Q13. There is a portion (~13%) that is evolving 4 times faster than the mean in the data. These could be sites with poor alignment or with limited biological importance and therefore low selection constraints.

Q14. The analysis using GTR+R6 took twice the amount of time, suggesting that in a large data set it could place a substantial computational and energetic burden. If this is calculated as excessive, it might be necessary to find a compromise with a simpler model that nonetheless captures important forms of variation in the data (e.g., transitions and transversions).
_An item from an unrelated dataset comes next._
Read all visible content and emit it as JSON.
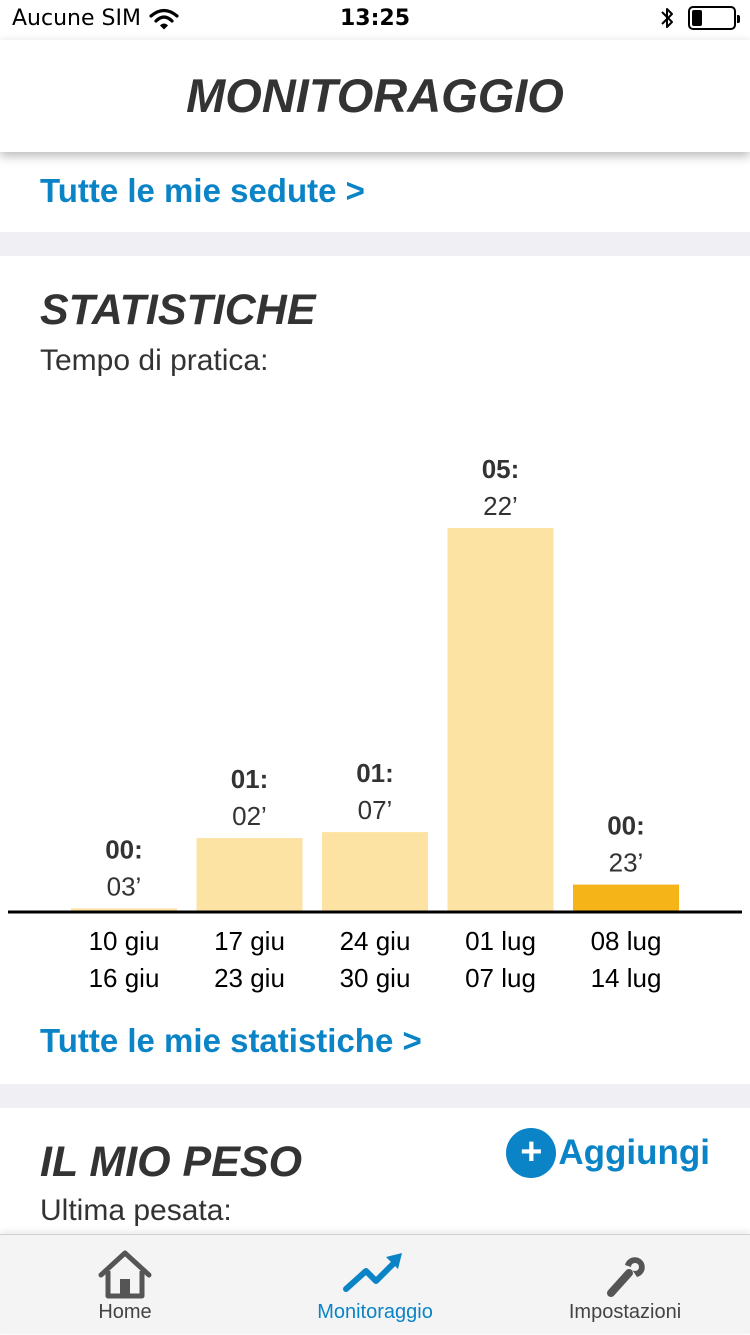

Q15. The branch supports suggest that these data offer limited confidence regarding some deep relationships among marsupial taxa. It seems particularly unclear whether the two types of possums are actually sisters, or whether the Monito del Monte is the sister to all other Australasian marsupials (versus embedded within them).

Q16. The signal across gene trees is largely consistent with that of our inferences directly from nucleotide data. However, the gene trees have substantial uncertainty regarding one of the deepest marsupial nodes, suggesting either the data are insufficient or there was a near-simultaneous diversification event among multiple groups.

Q17. The dates suggest that the split between American and Australasian marsupials occurred around the time of the final split of Gondwana. The Eocene and Oligocene saw the diversification of most of the major groupings of marsupials sampled.

Q18. The figure does not show any uncertainty in the tree topology or in the timing of divergence events. The tree topology could be shown via bootstrap values or a “cloud” of trees, while uncertainty in divergence events could be shown as bars traversing the plausible time period.